A journey of learning begins with… a different story. Discovering the culture and people means going off the beaten track, means to find oneself in an experience of apprenticeship and exploration.
Logbook of a traveler
Early in the morning, 5:00 AM, we meet up to begin with the first day of the Salkantay Walk, heading to Machu Picchu. First segment was two hours and a half in the minivan until the municipality of Mollepata, at 2.900 meters above sea level, slightly lower than Cusco. It is here where we have breakfast and get ready for the trek. The majority of the route is cemented, but becomes more exciting later with narrow dirt roads, sided by cliffs. After breakfast we continue to Challacancha, enjoying the majestic views of the Humantay’s snowy peaks, on Vilcabamba’s mountain range.
At destination, we finish arranging our backpacks, dispatching some items to the minibus, which will bring them to the camping site. This way, with lighter feet, we will make an offer to the Pachamama (mother earth) and start walking. Our destination for the first day is Soraypampa, at the feet of Humantay, where the first camping site is located.
A request to the Pachamama
The rest of the group already started walking and got ahead. We stay with Wil at the place, to look for a stone for the “apacheta”. The “apachetas” are stacks of stones that can be observed in the Andes. They can be either small or big. The offer to the Pachamama consists of choosing a stone before starting the walk. We request something to the Pachamama and, when destination is reached, the stone is left with three coke leafs. But where exactly should we leave this stone?
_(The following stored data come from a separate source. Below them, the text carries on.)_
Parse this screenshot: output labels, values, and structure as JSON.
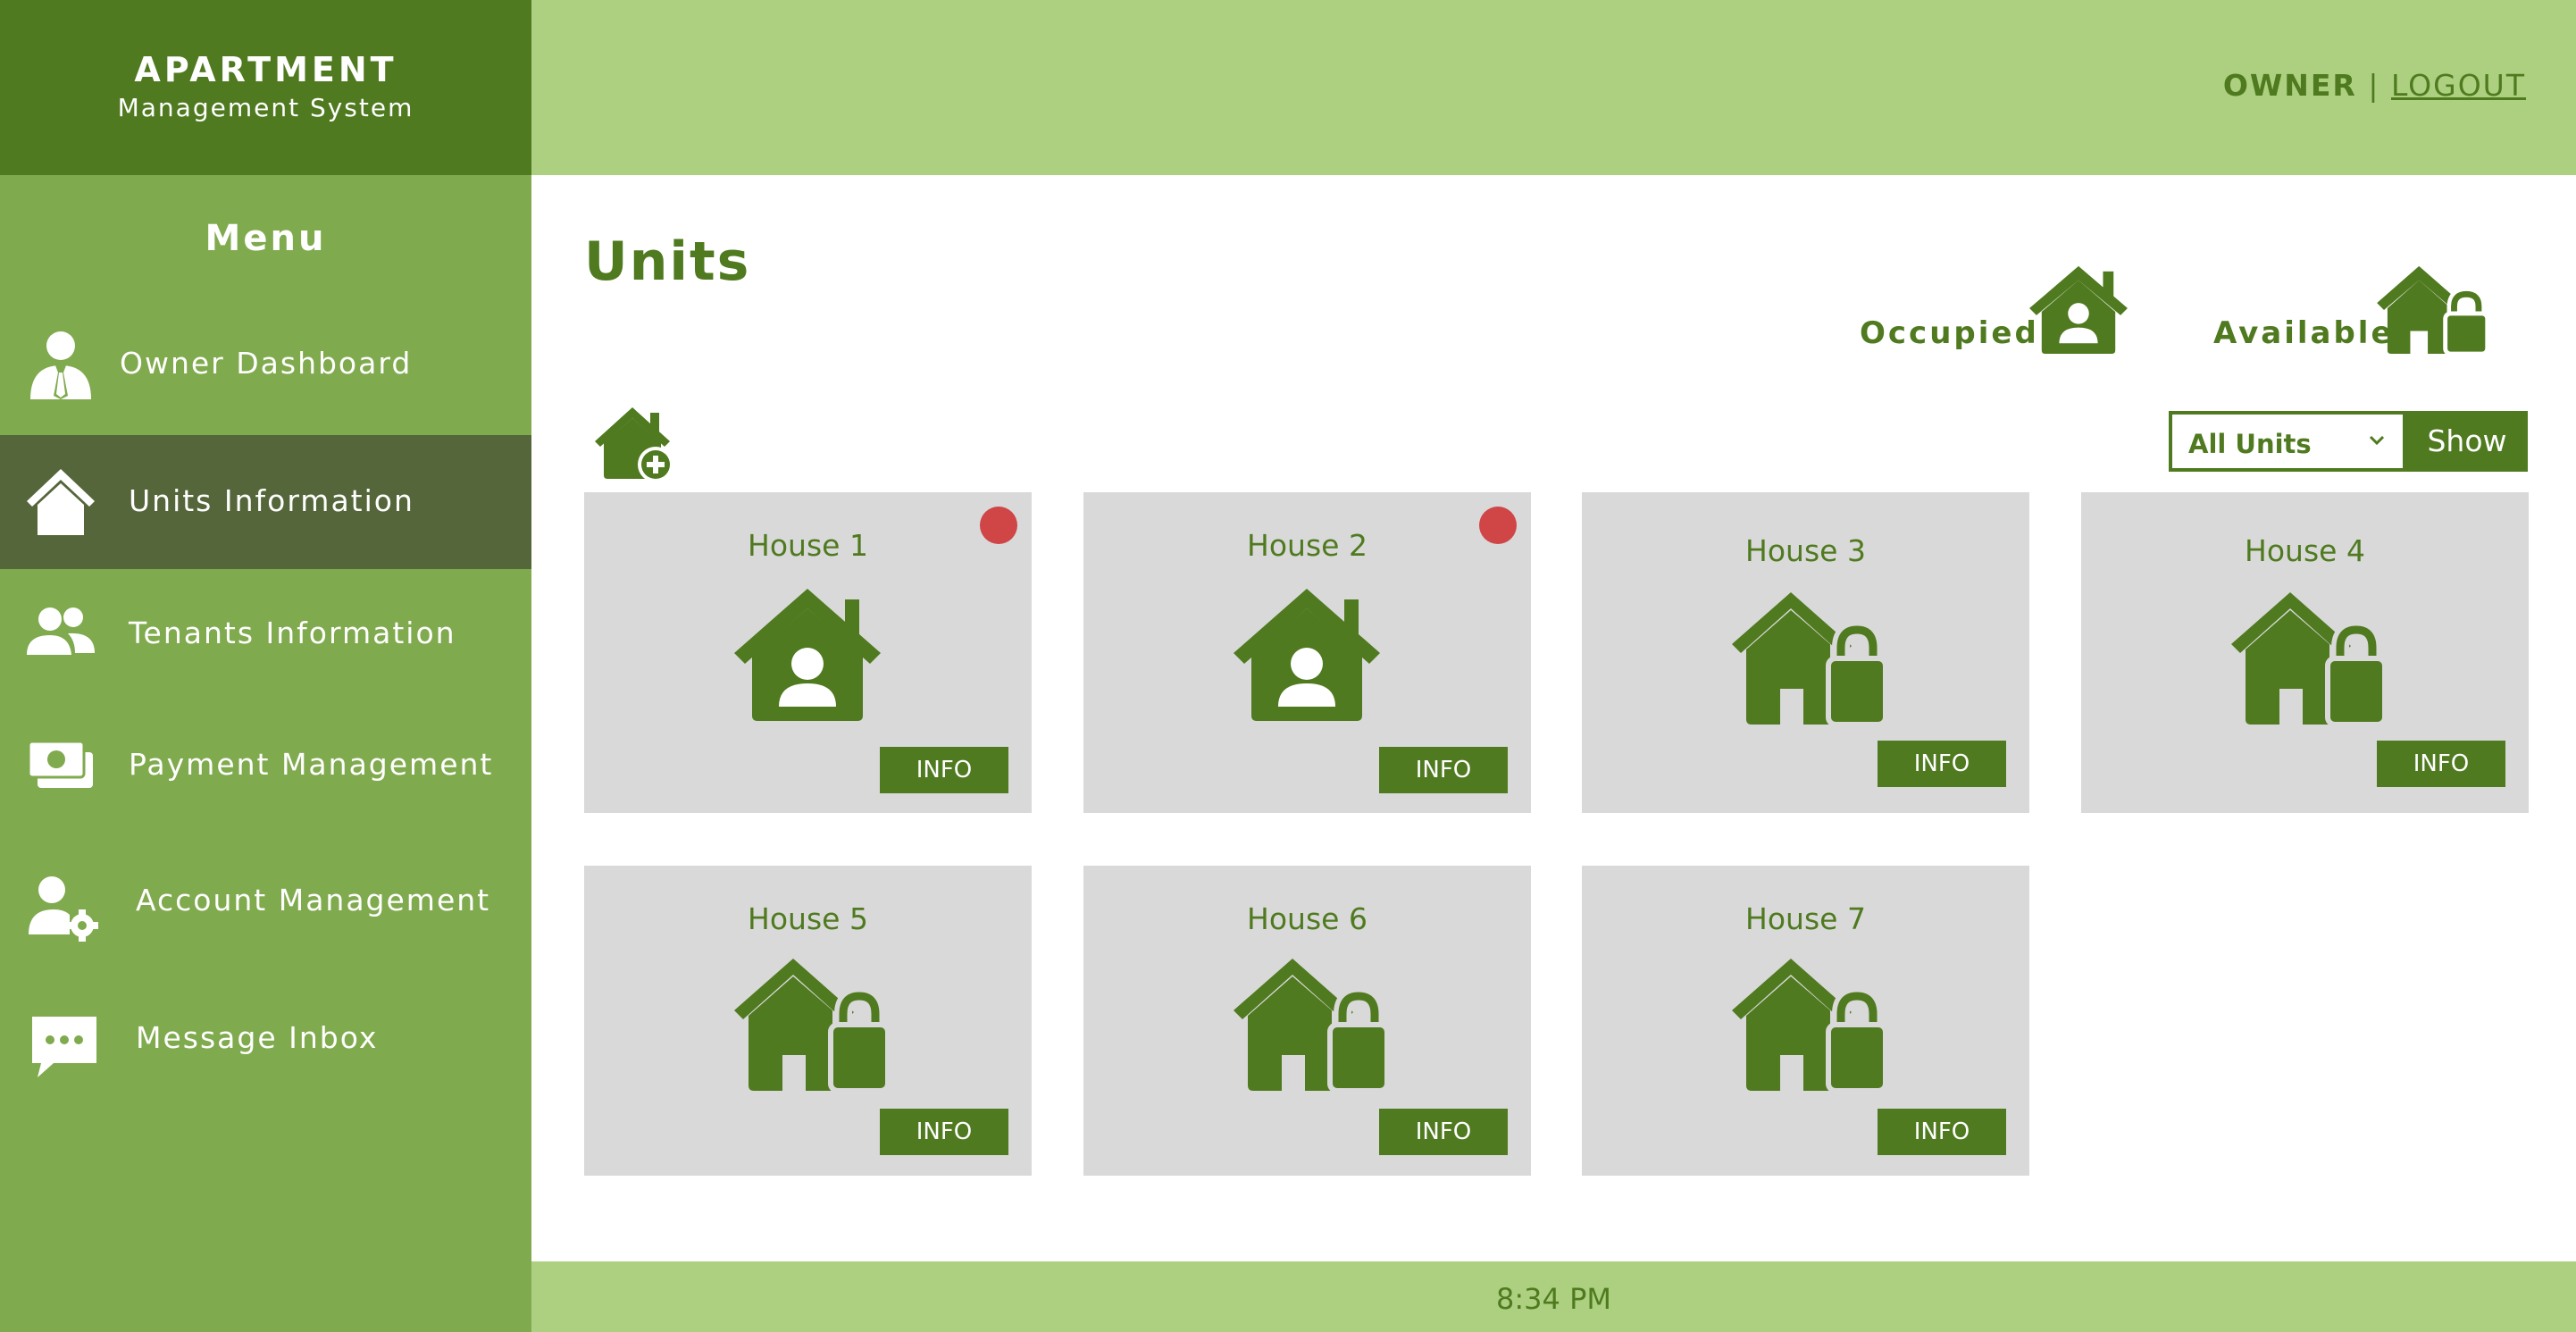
{
  "brand": {
    "title": "APARTMENT",
    "subtitle": "Management System"
  },
  "sidebar": {
    "menu_title": "Menu",
    "items": [
      {
        "label": "Owner Dashboard",
        "icon": "owner-icon"
      },
      {
        "label": "Units Information",
        "icon": "house-icon",
        "active": true
      },
      {
        "label": "Tenants Information",
        "icon": "users-icon"
      },
      {
        "label": "Payment Management",
        "icon": "money-icon"
      },
      {
        "label": "Account Management",
        "icon": "user-gear-icon"
      },
      {
        "label": "Message Inbox",
        "icon": "message-icon"
      }
    ]
  },
  "header": {
    "role": "OWNER",
    "separator": " | ",
    "logout": "LOGOUT"
  },
  "main": {
    "title": "Units",
    "legend": {
      "occupied": "Occupied",
      "available": "Available"
    },
    "filter": {
      "selected": "All Units",
      "show_label": "Show"
    },
    "units": [
      {
        "name": "House 1",
        "status": "occupied",
        "flag": true,
        "info": "INFO"
      },
      {
        "name": "House 2",
        "status": "occupied",
        "flag": true,
        "info": "INFO"
      },
      {
        "name": "House 3",
        "status": "available",
        "flag": false,
        "info": "INFO"
      },
      {
        "name": "House 4",
        "status": "available",
        "flag": false,
        "info": "INFO"
      },
      {
        "name": "House 5",
        "status": "available",
        "flag": false,
        "info": "INFO"
      },
      {
        "name": "House 6",
        "status": "available",
        "flag": false,
        "info": "INFO"
      },
      {
        "name": "House 7",
        "status": "available",
        "flag": false,
        "info": "INFO"
      }
    ]
  },
  "footer": {
    "time": "8:34 PM"
  },
  "colors": {
    "dark_green": "#4f7a1f",
    "sidebar_green": "#80aa4e",
    "light_green": "#acd080",
    "active_item": "#55663a",
    "card_bg": "#d9d9d9",
    "flag_red": "#d04545"
  }
}
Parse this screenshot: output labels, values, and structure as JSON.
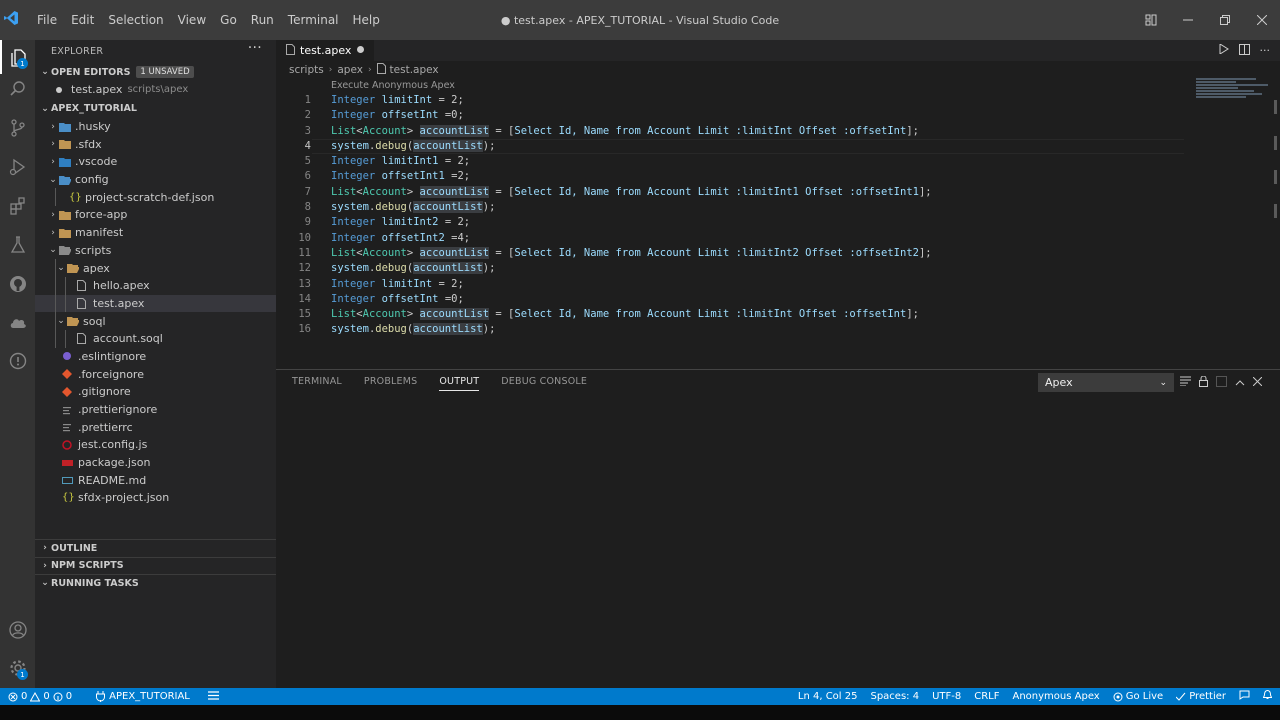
{
  "window": {
    "title": "● test.apex - APEX_TUTORIAL - Visual Studio Code",
    "menu": [
      "File",
      "Edit",
      "Selection",
      "View",
      "Go",
      "Run",
      "Terminal",
      "Help"
    ]
  },
  "activity_bar": {
    "explorer_badge": "1",
    "settings_badge": "1"
  },
  "sidebar": {
    "header": "EXPLORER",
    "open_editors": {
      "label": "OPEN EDITORS",
      "badge": "1 UNSAVED",
      "items": [
        {
          "name": "test.apex",
          "path": "scripts\\apex"
        }
      ]
    },
    "workspace": {
      "label": "APEX_TUTORIAL",
      "tree": [
        {
          "name": ".husky"
        },
        {
          "name": ".sfdx"
        },
        {
          "name": ".vscode"
        },
        {
          "name": "config"
        },
        {
          "name": "project-scratch-def.json"
        },
        {
          "name": "force-app"
        },
        {
          "name": "manifest"
        },
        {
          "name": "scripts"
        },
        {
          "name": "apex"
        },
        {
          "name": "hello.apex"
        },
        {
          "name": "test.apex"
        },
        {
          "name": "soql"
        },
        {
          "name": "account.soql"
        },
        {
          "name": ".eslintignore"
        },
        {
          "name": ".forceignore"
        },
        {
          "name": ".gitignore"
        },
        {
          "name": ".prettierignore"
        },
        {
          "name": ".prettierrc"
        },
        {
          "name": "jest.config.js"
        },
        {
          "name": "package.json"
        },
        {
          "name": "README.md"
        },
        {
          "name": "sfdx-project.json"
        }
      ]
    },
    "bottom_sections": [
      "OUTLINE",
      "NPM SCRIPTS",
      "RUNNING TASKS"
    ]
  },
  "editor": {
    "tab": "test.apex",
    "breadcrumb": [
      "scripts",
      "apex",
      "test.apex"
    ],
    "codelens": "Execute Anonymous Apex",
    "line_numbers": [
      "1",
      "2",
      "3",
      "4",
      "5",
      "6",
      "7",
      "8",
      "9",
      "10",
      "11",
      "12",
      "13",
      "14",
      "15",
      "16"
    ],
    "current_line": 4
  },
  "panel": {
    "tabs": [
      "TERMINAL",
      "PROBLEMS",
      "OUTPUT",
      "DEBUG CONSOLE"
    ],
    "active_tab": "OUTPUT",
    "output_channel": "Apex"
  },
  "status_bar": {
    "errors": "0",
    "warnings": "0",
    "info": "0",
    "workspace": "APEX_TUTORIAL",
    "position": "Ln 4, Col 25",
    "spaces": "Spaces: 4",
    "encoding": "UTF-8",
    "eol": "CRLF",
    "language": "Anonymous Apex",
    "go_live": "Go Live",
    "prettier": "Prettier"
  },
  "colors": {
    "status_bar": "#007acc",
    "keyword": "#569cd6",
    "type": "#4ec9b0",
    "variable": "#9cdcfe",
    "function": "#dcdcaa"
  }
}
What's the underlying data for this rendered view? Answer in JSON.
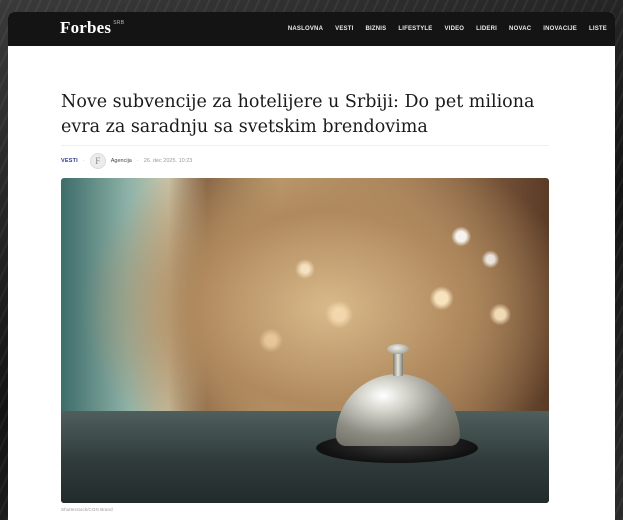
{
  "header": {
    "logo": "Forbes",
    "logo_sup": "SRB",
    "nav": [
      "NASLOVNA",
      "VESTI",
      "BIZNIS",
      "LIFESTYLE",
      "VIDEO",
      "LIDERI",
      "NOVAC",
      "INOVACIJE",
      "LISTE"
    ]
  },
  "article": {
    "title": "Nove subvencije za hotelijere u Srbiji: Do pet miliona evra za saradnju sa svetskim brendovima",
    "category": "VESTI",
    "author_initial": "F",
    "author": "Agencija",
    "date": "26. dec 2025. 10:23",
    "image_credit": "Shutterstock/CGN Brand",
    "image_alt": "Hotel reception bell on counter"
  }
}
Wil’s answer was simply: “You will feel where the right place will be”. I knew it would have been in Machu Picchu, at the end of the trip. And there I left it. I made my request, put the rock in my pocket, and… here we go!
Beginning of the journey
Exactly at 8:24 AM, at an altitude of 3.600 meters, we started walking up to 3.700m, where we met with the Inca Duct. From this point, walking side by side with the canal to Soraypampa, at 3.912 m. As always, the first minutes are the hardest ones. The body needs to warm up and acclimatize. After passing the feeling of never being able to reach destination, one starts to enjoy the walk: impressive views on Humantay. With amazing view-points. This first day of walk consists of 7km, where the first of us made it in about 2:20 hours. The trek is tiring because of the altitude and distance, but it is not a technical one. Even though you might not believe it, the hard part already comes after lunch, when walking towards the lagoon Humantay. One of the most beautiful places I have ever been to. After midday, the group got back together and built up the camping site, surrounded by mountains. ON one side, HUmantay, and on the other, the imposing Salkantay.
I got to say, nowadays the quality of camping sites and food improved considerably. Each time with a better infrastructure and better food. Of course, that reflects itself in the tour’s price. Our group of guides, cooks and carriers, were excellent.